Gathering and understanding evidence at crime scenes or during investigations is a vital component of the criminal and civil justice systems. A forensic scientist helps make sense of evidence that is collected and applies that knowledge to individual cases. The stakes of such important work are high, so it is important that forensic scientists have certain characteristics to do their jobs properly.
They Must Keep Their Composure
Crime scenes can be grisly. Even if the forensic scientist is not directly dealing with a crime scene investigation, there might still be gruesome evidence to analyze, and the mere knowledge of the crimes being perpetrated can be stressful. No matter the circumstances, a forensic scientist must maintain composure at all times. An important characteristic of a forensic scientist is the ability to remain rational, calm and professional under high-stress, high-pressure and potentially disturbing conditions.
They Must be Good Communicators
Forensic scientists work with police officers, lawyers, judges and other personnel in the justice system. Part of their job is distilling forensic findings into reports their colleagues can understand and use. Forensic scientists are often called to give court testimonials as expert witnesses, so they must also be able to represent the evidence to juries in a clear, understandable manner. It is so important, in fact, that new forensic scientists called to give testimony often participate in mock court settings to practice relaying their scientific findings in layman's terms.
They Need Analytical Minds
Like all scientists, forensic scientists should have a natural curiosity about their work. This helps them stay engaged with their work, and plays into other traits needed for success: analysis and precision. Forensic scientists manage a lot of seemingly unrelated data and must pull all the information together into a scenario that makes sense and, most importantly, is accurate. This is not a position where mistakes are taken lightly, and forensic scientists bear the responsibility for their findings. They must analyze all evidence carefully and be sure every detail has been attended to before presenting their findings.

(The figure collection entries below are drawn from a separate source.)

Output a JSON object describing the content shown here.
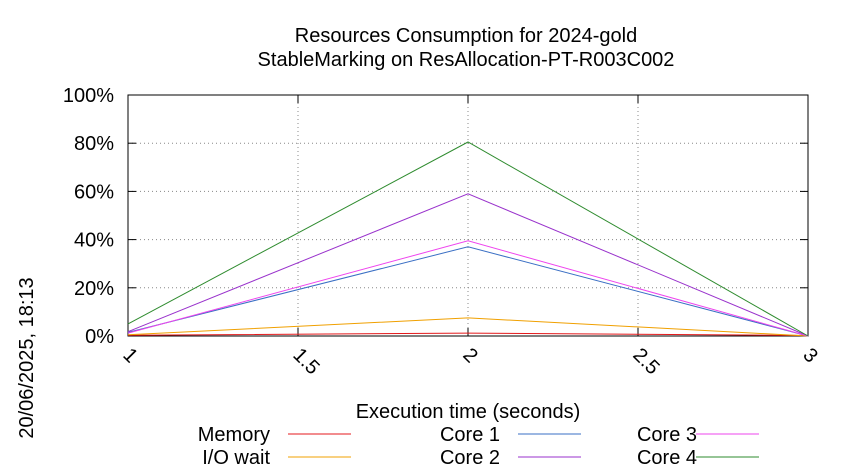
{
  "chart_data": {
    "type": "line",
    "title": [
      "Resources Consumption for 2024-gold",
      "StableMarking on ResAllocation-PT-R003C002"
    ],
    "xlabel": "Execution time (seconds)",
    "ylabel": "",
    "side_label": "20/06/2025, 18:13",
    "xlim": [
      1,
      3
    ],
    "ylim": [
      0,
      100
    ],
    "x_ticks": [
      {
        "value": 1,
        "label": "1"
      },
      {
        "value": 1.5,
        "label": "1.5"
      },
      {
        "value": 2,
        "label": "2"
      },
      {
        "value": 2.5,
        "label": "2.5"
      },
      {
        "value": 3,
        "label": "3"
      }
    ],
    "y_ticks": [
      {
        "value": 0,
        "label": "0%"
      },
      {
        "value": 20,
        "label": "20%"
      },
      {
        "value": 40,
        "label": "40%"
      },
      {
        "value": 60,
        "label": "60%"
      },
      {
        "value": 80,
        "label": "80%"
      },
      {
        "value": 100,
        "label": "100%"
      }
    ],
    "grid": true,
    "legend_position": "bottom",
    "x": [
      1,
      2,
      3
    ],
    "series": [
      {
        "name": "Memory",
        "color": "#e41a1c",
        "values": [
          0.3,
          1.2,
          0.2
        ]
      },
      {
        "name": "I/O wait",
        "color": "#f0a000",
        "values": [
          0.5,
          7.5,
          0
        ]
      },
      {
        "name": "Core 1",
        "color": "#3a6fc4",
        "values": [
          1.5,
          37,
          0
        ]
      },
      {
        "name": "Core 2",
        "color": "#9932cc",
        "values": [
          1.8,
          59,
          0
        ]
      },
      {
        "name": "Core 3",
        "color": "#ee44ee",
        "values": [
          1.2,
          39.5,
          0
        ]
      },
      {
        "name": "Core 4",
        "color": "#2e8b2e",
        "values": [
          5,
          80.5,
          0
        ]
      }
    ]
  }
}
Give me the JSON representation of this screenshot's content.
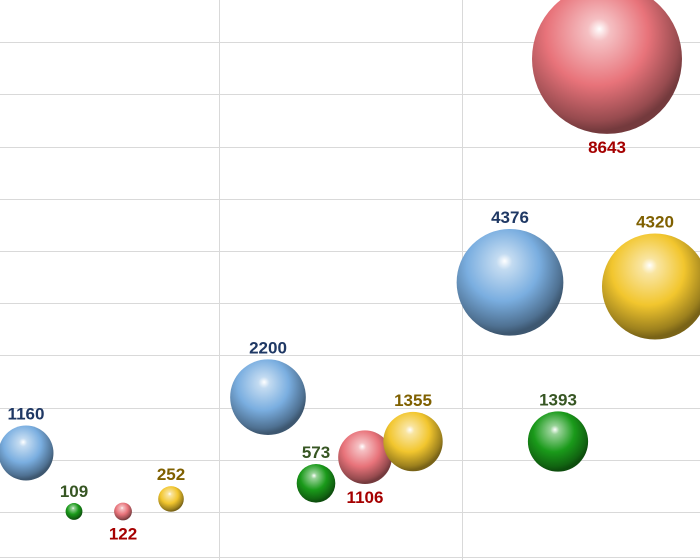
{
  "chart_data": {
    "type": "bubble",
    "series": [
      {
        "name": "",
        "color": "#7aaee0",
        "label_color": "#1f3864",
        "points": [
          {
            "group": 1,
            "y": 113,
            "value": "1160"
          },
          {
            "group": 2,
            "y": 220,
            "value": "2200"
          },
          {
            "group": 3,
            "y": 440,
            "value": "4376"
          }
        ]
      },
      {
        "name": "",
        "color": "#1a9a1a",
        "label_color": "#375623",
        "points": [
          {
            "group": 1,
            "y": 1,
            "value": "109"
          },
          {
            "group": 2,
            "y": 55,
            "value": "573"
          },
          {
            "group": 3,
            "y": 135,
            "value": "1393"
          }
        ]
      },
      {
        "name": "",
        "color": "#e8737a",
        "label_color": "#a50000",
        "points": [
          {
            "group": 1,
            "y": 1,
            "value": "122"
          },
          {
            "group": 2,
            "y": 105,
            "value": "1106"
          },
          {
            "group": 3,
            "y": 868,
            "value": "8643"
          }
        ]
      },
      {
        "name": "",
        "color": "#f2c62e",
        "label_color": "#7f6000",
        "points": [
          {
            "group": 1,
            "y": 25,
            "value": "252"
          },
          {
            "group": 2,
            "y": 135,
            "value": "1355"
          },
          {
            "group": 3,
            "y": 432,
            "value": "4320"
          }
        ]
      }
    ],
    "label_position": {
      "1160": "top",
      "109": "top",
      "122": "bottom",
      "252": "top",
      "2200": "top",
      "573": "top",
      "1106": "bottom",
      "1355": "top",
      "4376": "top",
      "1393": "top",
      "8643": "bottom",
      "4320": "top"
    },
    "ylim": [
      0,
      1000
    ],
    "grid": true,
    "legend": "none"
  }
}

They Need Personal Integrity
As members of the legal system, forensic scientists follow a chain of hierarchy in terms of who sees their findings and ultimately acts upon them. Contamination of evidence can alter the course of an entire investigation, so it is vital that forensic scientists follow strict procedures on who receives their reports and with whom they discuss their findings. The handling of the evidence itself is also crucial. The forensic scientist must present an honest, objective analysis of the evidence. Scientists who would manipulate data, skew results or introduce false evidence might find themselves not only jobless, but facing criminal charges themselves.